Total revenue for FY26 grew by 15.63% to ₹429 crore from ₹371 crore in the previous year. The company also declared a dividend of ₹5.00 per equity share for FY 2025-26, with a record date of June 5, 2026.
Why this matters
The record profits are largely attributed to a favorable resolution of a long-pending electricity tariff dispute in September 2025, providing an exceptional boost of ₹51.50 crore to PBT. This resolution validates the sustainability of its power cogeneration business.
However, the company also recorded an exceptional hit to PAT of ₹31.70 crore due to additional tax provisions related to transfer pricing disputes concerning tax holidays on power production. Despite this, the operational performance shows growth, with sugar production up 10% and cane crushing up 4%.
The backstory
The positive financial performance in FY26 was significantly influenced by the APTEL judgment in September 2025, which settled the electricity tariff dispute. This provided substantial recovery for tariff, interest, parallel operation charges, and purchase tax adjustments.
What changes now
While the past fiscal year saw strong financial gains and operational improvements, the management has adopted a cautious outlook for FY 2026-27. They have highlighted potential challenges from a below-par monsoon forecast and low water storage, which could impact sugarcane availability and recovery rates.
Risks to watch
The primary risks for the upcoming fiscal year include adverse weather conditions (poor monsoon, low reservoir levels) affecting sugarcane production and yield. Additionally, ongoing transfer pricing disputes with tax authorities regarding power production tax holidays pose a financial risk.
Peer comparison
While specific peer data was not provided in the filing, the sugar industry is generally susceptible to agro-climatic conditions and government policies related to sugar and ethanol pricing. Companies with diversified revenue streams, like cogeneration, often show more stable performance.
Context metrics (time-bound)
- Sugar Production (FY26): 68,780 tons (up 10%)
- Cane Crushing (FY26): 7.06 lakh tons (up 4%)
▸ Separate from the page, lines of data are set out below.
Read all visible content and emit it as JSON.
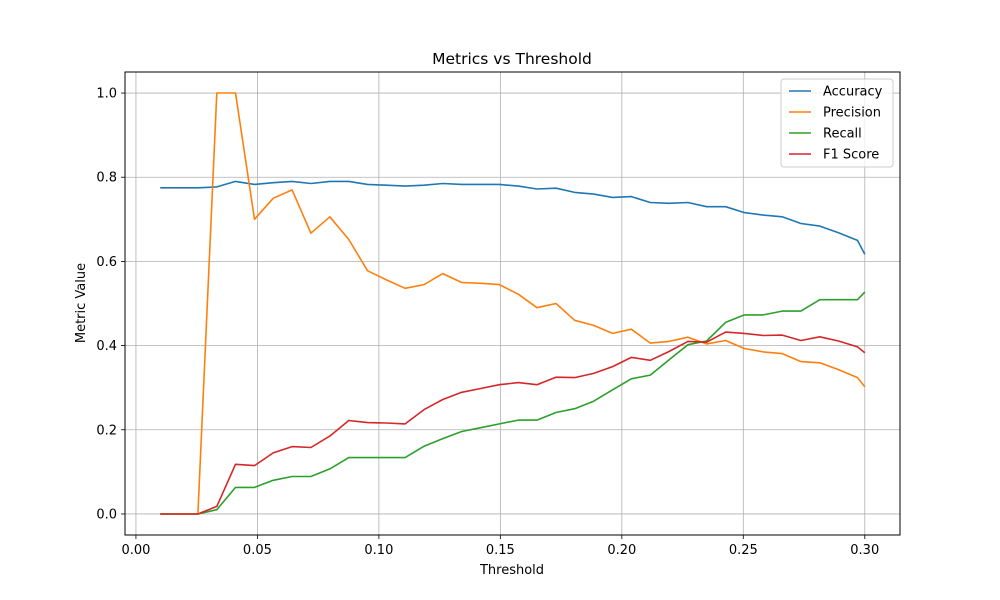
{
  "chart_data": {
    "type": "line",
    "title": "Metrics vs Threshold",
    "xlabel": "Threshold",
    "ylabel": "Metric Value",
    "xlim": [
      -0.0045,
      0.3145
    ],
    "ylim": [
      -0.05,
      1.05
    ],
    "xticks": [
      0.0,
      0.05,
      0.1,
      0.15,
      0.2,
      0.25,
      0.3
    ],
    "xtick_labels": [
      "0.00",
      "0.05",
      "0.10",
      "0.15",
      "0.20",
      "0.25",
      "0.30"
    ],
    "yticks": [
      0.0,
      0.2,
      0.4,
      0.6,
      0.8,
      1.0
    ],
    "ytick_labels": [
      "0.0",
      "0.2",
      "0.4",
      "0.6",
      "0.8",
      "1.0"
    ],
    "grid": true,
    "legend_position": "top-right",
    "x": [
      0.01,
      0.0178,
      0.0255,
      0.0333,
      0.041,
      0.0488,
      0.0565,
      0.0643,
      0.072,
      0.0798,
      0.0876,
      0.0953,
      0.1031,
      0.1108,
      0.1186,
      0.1263,
      0.1341,
      0.1419,
      0.1496,
      0.1574,
      0.1651,
      0.1729,
      0.1806,
      0.1884,
      0.1962,
      0.2039,
      0.2117,
      0.2194,
      0.2272,
      0.2349,
      0.2427,
      0.2504,
      0.2582,
      0.266,
      0.2737,
      0.2815,
      0.2892,
      0.297,
      0.3
    ],
    "series": [
      {
        "name": "Accuracy",
        "color": "#1f77b4",
        "values": [
          0.775,
          0.775,
          0.775,
          0.777,
          0.79,
          0.783,
          0.787,
          0.79,
          0.785,
          0.79,
          0.79,
          0.783,
          0.781,
          0.779,
          0.781,
          0.785,
          0.783,
          0.783,
          0.783,
          0.779,
          0.772,
          0.774,
          0.764,
          0.76,
          0.752,
          0.754,
          0.74,
          0.738,
          0.74,
          0.73,
          0.73,
          0.716,
          0.71,
          0.706,
          0.69,
          0.684,
          0.668,
          0.65,
          0.617
        ]
      },
      {
        "name": "Precision",
        "color": "#ff7f0e",
        "values": [
          0.0,
          0.0,
          0.0,
          1.0,
          1.0,
          0.7,
          0.75,
          0.77,
          0.667,
          0.706,
          0.652,
          0.578,
          0.556,
          0.536,
          0.545,
          0.571,
          0.55,
          0.548,
          0.545,
          0.522,
          0.49,
          0.5,
          0.46,
          0.448,
          0.429,
          0.439,
          0.406,
          0.41,
          0.42,
          0.404,
          0.412,
          0.393,
          0.385,
          0.381,
          0.362,
          0.359,
          0.343,
          0.324,
          0.302
        ]
      },
      {
        "name": "Recall",
        "color": "#2ca02c",
        "values": [
          0.0,
          0.0,
          0.0,
          0.01,
          0.063,
          0.063,
          0.08,
          0.089,
          0.089,
          0.107,
          0.134,
          0.134,
          0.134,
          0.134,
          0.161,
          0.179,
          0.196,
          0.205,
          0.214,
          0.223,
          0.223,
          0.241,
          0.25,
          0.268,
          0.295,
          0.321,
          0.33,
          0.366,
          0.402,
          0.411,
          0.455,
          0.473,
          0.473,
          0.482,
          0.482,
          0.509,
          0.509,
          0.509,
          0.527
        ]
      },
      {
        "name": "F1 Score",
        "color": "#d62728",
        "values": [
          0.0,
          0.0,
          0.0,
          0.018,
          0.118,
          0.115,
          0.145,
          0.16,
          0.158,
          0.185,
          0.222,
          0.217,
          0.216,
          0.214,
          0.248,
          0.272,
          0.289,
          0.298,
          0.307,
          0.312,
          0.307,
          0.325,
          0.324,
          0.334,
          0.35,
          0.372,
          0.365,
          0.386,
          0.41,
          0.408,
          0.432,
          0.429,
          0.424,
          0.425,
          0.412,
          0.421,
          0.411,
          0.397,
          0.383
        ]
      }
    ]
  }
}
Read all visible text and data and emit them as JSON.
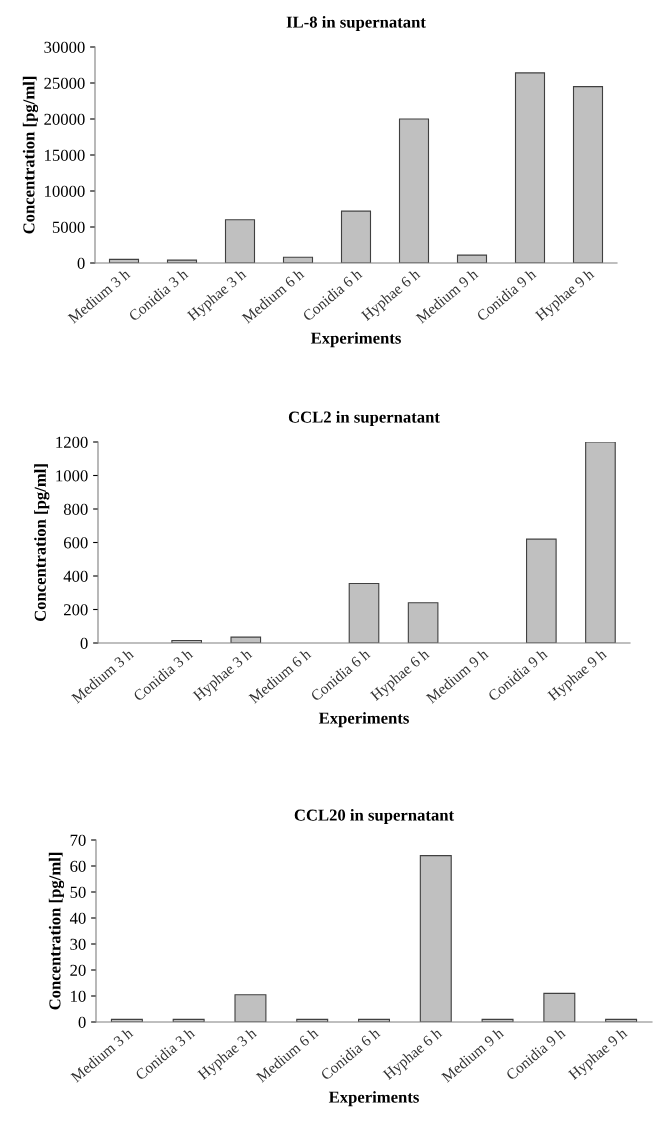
{
  "chart_data": [
    {
      "type": "bar",
      "title": "IL-8 in supernatant",
      "xlabel": "Experiments",
      "ylabel": "Concentration [pg/ml]",
      "categories": [
        "Medium 3 h",
        "Conidia 3 h",
        "Hyphae 3 h",
        "Medium 6 h",
        "Conidia 6 h",
        "Hyphae 6 h",
        "Medium 9 h",
        "Conidia 9 h",
        "Hyphae 9 h"
      ],
      "values": [
        500,
        400,
        6000,
        800,
        7200,
        20000,
        1100,
        26400,
        24500
      ],
      "color": "#c0c0c0",
      "ylim": [
        0,
        30000
      ],
      "yticks": [
        0,
        5000,
        10000,
        15000,
        20000,
        25000,
        30000
      ],
      "grid": false,
      "legend": false
    },
    {
      "type": "bar",
      "title": "CCL2 in supernatant",
      "xlabel": "Experiments",
      "ylabel": "Concentration [pg/ml]",
      "categories": [
        "Medium 3 h",
        "Conidia 3 h",
        "Hyphae 3 h",
        "Medium 6 h",
        "Conidia 6 h",
        "Hyphae 6 h",
        "Medium 9 h",
        "Conidia 9 h",
        "Hyphae 9 h"
      ],
      "values": [
        0,
        15,
        35,
        0,
        355,
        240,
        0,
        620,
        1200
      ],
      "color": "#c0c0c0",
      "ylim": [
        0,
        1200
      ],
      "yticks": [
        0,
        200,
        400,
        600,
        800,
        1000,
        1200
      ],
      "grid": false,
      "legend": false
    },
    {
      "type": "bar",
      "title": "CCL20 in supernatant",
      "xlabel": "Experiments",
      "ylabel": "Concentration [pg/ml]",
      "categories": [
        "Medium 3 h",
        "Conidia 3 h",
        "Hyphae 3 h",
        "Medium 6 h",
        "Conidia 6 h",
        "Hyphae 6 h",
        "Medium 9 h",
        "Conidia 9 h",
        "Hyphae 9 h"
      ],
      "values": [
        1,
        1,
        10.5,
        1,
        1,
        64,
        1,
        11,
        1
      ],
      "color": "#c0c0c0",
      "ylim": [
        0,
        70
      ],
      "yticks": [
        0,
        10,
        20,
        30,
        40,
        50,
        60,
        70
      ],
      "grid": false,
      "legend": false
    }
  ]
}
- Sugar Recovery % (FY26): 9.79%
- Exceptional boost to PBT from tariff dispute resolution: ₹51.50 crore
- Exceptional hit to PAT from tax provisions: ₹31.70 crore
What to track next
Investors should closely monitor the progress of the monsoon and water storage levels, as these will be critical for sugarcane availability in FY 2026-27. Additionally, tracking developments in the ongoing transfer pricing disputes will be important for future profitability.